I should begin by saying that, out of all the Pro Tools courses, 210 was by far the most useful and most meaty.  From chasing tape to editing ADR, 210 gave workflow suggestions and tips that I had not previously thought of.  I have already seen some improvement in my post-production gigs.  Additionally, 210 had sections at the end of each chapter called Practical Application Scenarios.  These little tid bits were quite useful and something that I felt was missing from the first three quarters of the overall four-part course.  software knowledge is all well and good, but learning about the ins and outs of any software, especially one as powerful and in depth as Pro Tools can be painfully boring.  So it’s nice to see how and where this kind of knowledge can be useful, for both boredom cures and for long-term retention.

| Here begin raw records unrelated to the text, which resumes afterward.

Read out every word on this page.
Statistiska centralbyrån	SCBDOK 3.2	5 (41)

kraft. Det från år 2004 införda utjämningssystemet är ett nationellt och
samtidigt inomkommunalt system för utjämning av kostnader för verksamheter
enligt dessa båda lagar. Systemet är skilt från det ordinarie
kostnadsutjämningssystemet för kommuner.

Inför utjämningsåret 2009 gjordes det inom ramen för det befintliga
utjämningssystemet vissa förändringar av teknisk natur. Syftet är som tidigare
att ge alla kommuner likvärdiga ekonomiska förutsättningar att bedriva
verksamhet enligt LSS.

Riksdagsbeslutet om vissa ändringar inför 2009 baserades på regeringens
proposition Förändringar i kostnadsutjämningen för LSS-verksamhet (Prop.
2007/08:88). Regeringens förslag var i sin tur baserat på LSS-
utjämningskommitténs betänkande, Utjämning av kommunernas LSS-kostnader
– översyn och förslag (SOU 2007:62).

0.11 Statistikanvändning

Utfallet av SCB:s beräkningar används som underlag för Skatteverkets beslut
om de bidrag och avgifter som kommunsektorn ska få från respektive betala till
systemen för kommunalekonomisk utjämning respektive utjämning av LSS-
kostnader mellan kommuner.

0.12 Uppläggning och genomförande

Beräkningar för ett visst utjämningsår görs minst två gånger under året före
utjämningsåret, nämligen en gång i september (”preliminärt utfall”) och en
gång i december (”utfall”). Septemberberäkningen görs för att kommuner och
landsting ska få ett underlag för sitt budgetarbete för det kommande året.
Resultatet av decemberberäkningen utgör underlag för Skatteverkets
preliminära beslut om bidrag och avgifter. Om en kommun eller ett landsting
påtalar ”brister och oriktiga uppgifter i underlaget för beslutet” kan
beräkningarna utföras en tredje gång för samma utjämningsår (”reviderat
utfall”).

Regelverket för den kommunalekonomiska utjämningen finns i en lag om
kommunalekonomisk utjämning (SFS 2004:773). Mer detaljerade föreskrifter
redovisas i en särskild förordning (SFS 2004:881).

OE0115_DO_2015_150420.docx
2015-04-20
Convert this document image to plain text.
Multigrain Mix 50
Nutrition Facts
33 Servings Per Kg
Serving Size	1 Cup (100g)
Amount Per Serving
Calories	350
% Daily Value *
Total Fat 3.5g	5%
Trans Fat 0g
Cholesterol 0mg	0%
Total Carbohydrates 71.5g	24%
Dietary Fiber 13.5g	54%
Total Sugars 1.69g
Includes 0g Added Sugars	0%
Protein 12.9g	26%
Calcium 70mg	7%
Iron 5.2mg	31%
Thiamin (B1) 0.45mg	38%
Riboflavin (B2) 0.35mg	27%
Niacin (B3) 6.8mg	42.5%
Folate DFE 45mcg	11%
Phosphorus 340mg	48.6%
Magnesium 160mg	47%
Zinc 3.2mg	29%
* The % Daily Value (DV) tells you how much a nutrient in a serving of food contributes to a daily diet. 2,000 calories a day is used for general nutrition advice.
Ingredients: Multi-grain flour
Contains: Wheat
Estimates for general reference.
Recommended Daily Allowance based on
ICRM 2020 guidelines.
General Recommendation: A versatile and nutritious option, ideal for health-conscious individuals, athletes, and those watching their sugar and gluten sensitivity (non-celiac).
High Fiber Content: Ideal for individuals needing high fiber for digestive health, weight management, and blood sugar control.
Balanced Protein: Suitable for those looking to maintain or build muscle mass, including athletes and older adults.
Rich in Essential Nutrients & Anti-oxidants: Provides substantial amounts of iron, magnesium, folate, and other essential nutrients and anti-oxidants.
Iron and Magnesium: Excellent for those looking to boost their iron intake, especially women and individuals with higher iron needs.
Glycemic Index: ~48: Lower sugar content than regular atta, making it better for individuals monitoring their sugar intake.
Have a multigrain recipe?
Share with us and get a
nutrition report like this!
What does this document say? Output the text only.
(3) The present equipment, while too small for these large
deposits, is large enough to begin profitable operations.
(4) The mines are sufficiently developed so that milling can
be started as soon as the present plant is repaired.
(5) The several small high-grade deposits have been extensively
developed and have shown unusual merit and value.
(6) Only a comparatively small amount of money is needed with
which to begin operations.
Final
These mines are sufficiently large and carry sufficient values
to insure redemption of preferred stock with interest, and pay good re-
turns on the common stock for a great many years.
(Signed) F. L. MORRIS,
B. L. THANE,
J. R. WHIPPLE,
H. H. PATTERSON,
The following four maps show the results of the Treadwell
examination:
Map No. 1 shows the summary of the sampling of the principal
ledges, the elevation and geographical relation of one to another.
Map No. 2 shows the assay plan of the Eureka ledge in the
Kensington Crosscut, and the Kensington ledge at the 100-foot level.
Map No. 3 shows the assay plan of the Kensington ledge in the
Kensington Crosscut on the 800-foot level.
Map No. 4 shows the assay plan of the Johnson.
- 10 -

But the real question is whether or not the thousands of dollars you pay for the Pro Tools courses is worth the amount of knowledge you gain.  This is the question for any audio program, of course.  Especially since the long standing common knowledge is that any kind of certificate or degree won’t help you in the world of audio… it’s just purely good sounds (probably more important, however, are good connections).  So then the question becomes, “Is taking this Pro Tools certification course going to give me better sounds?”  The answer is maybe, maybe not.  There are some cool tips and tools drawn out for the student in all of the Pro Tools certification classes.  Many of them go beyond just teaching software and give some theory and some practice tips.  But someone who has been working in the field for several years may find these little knowledge nuggets somewhat elementary.  If the question is something more like, “Will the Pro Tools certification course make me faster and more efficient?”.  The answer to that one is probably, in the case of the experienced veteran, and definitely with the novice Pro Tools user.

However, interested students still need to be advised to do a cost benefit analyses of the course.  It is not cheap.  If you’re the kind of audio professional who is already fast in their workflow, then I’m not sure about investing this money.  However, if you’re like me, and still trying to figure out ways to maximize workflow and please his clients, then it may be worth it.  For me, it was totally worth it… but unfortunately now comes the little task of paying it all back.